"Statistical thinking will one day be as necessary for efficient citizenship as the ability to read and write," is a quote by H.G. Wells. This quote is one of four quotes that opens the book How to Lie With Statistics by Darrell Huff. The book may be from the 1950s, hence the frequent use of the "N-word", but I believe the quote is today more true than ever before. We need statistics, but without writers who use the words with honesty and understanding and readers who know what they mean, the result will be a filthy mess.
It's often common to read an article based on statistics data and then read a blog post where the same data is explained in a different way. A recent example is when a Swedish newspaper wrote an article on the Los Angeles police force (LAPD). The article compared the number of police officers in Los Angeles with the number of police officers in Sweden. It said that Los Angeles has 10 000 police officers and Sweden, with twice the number of people as in Los Angeles, has 20 000 police officers. But the article forgot that Los Angeles also has more organizations that can fight crime, such as California Bureau of Firearms, California Bureau of Investigation, California Highway Patrol, California State Parks Police, FBI, and so on. Sweden doesn't have these organizations.

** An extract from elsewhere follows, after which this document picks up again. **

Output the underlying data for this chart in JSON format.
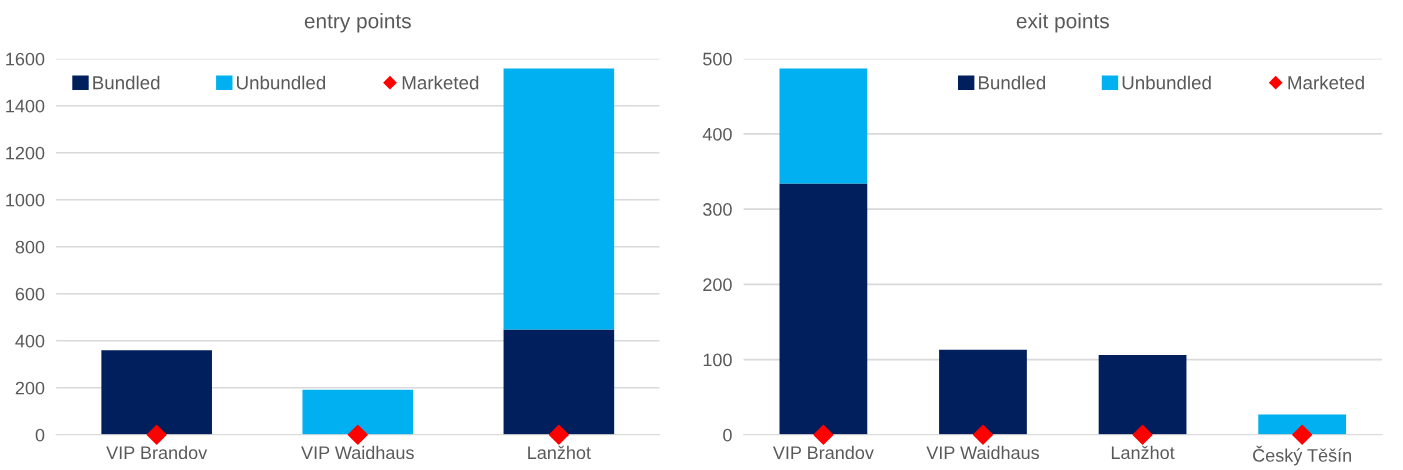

How to Lie With Statistics is a short book, 129 pages, and it is filled with funny pictures and not a single equation can be found, so it doesn't take a long time to read it. According to the book, there are a number of ways to use statistics to deceive, and we need to learn them in self-defense.
- The result of a sampling study is no better than the sample it is based on. US Navy recruiters explained that it was safe to join the Navy because only 9 per 1000 navy sailors died during the Spanish-American War. It was less than the 16 per 1000 civilians who died in New York during the same time period. But the navy consists of young men while civilians consists of infants, elderly, and the ill - you can't compare them. So a report based on sampling must use a representative sample, which is one from which every source of bias has been removed. What we need to ask ourselves is: "Does every name or thing in the whole group have an equal chance to be in the sample?" But the problem here is that it's almost impossible to achieve this "equal chance."
- The world "average" has a very loose meaning. When you are told that something is an average you still don't know very much about it unless you can find out which of the common kinds of average it is: mean, median, or mode?
- If you use a small group as sample, the results will be more random than if you use a large group. Only when there is a substantial number of trials involved is the law of averages a useful description or prediction. If you toss a coin 10 times, you will probably not get heads 50 percent of the times.
- The only way to think about sampling results is in ranges. If your result is 100, then it's probably somewhere between say 100 +/- 10. So comparisons between figures with small differences are meaningless. Even comparisons between figures with large differences are meaningless if the error is large.
- Charts can be manipulated to improve the message you want to tell.
- Flaws in assumptions of causality. It was said that cigarette smokers get lower grades than non-smokers. But there may be a third factor involved. Maybe extroverts smoke more than introverts who prefer to sit home and study, or it may be a random result?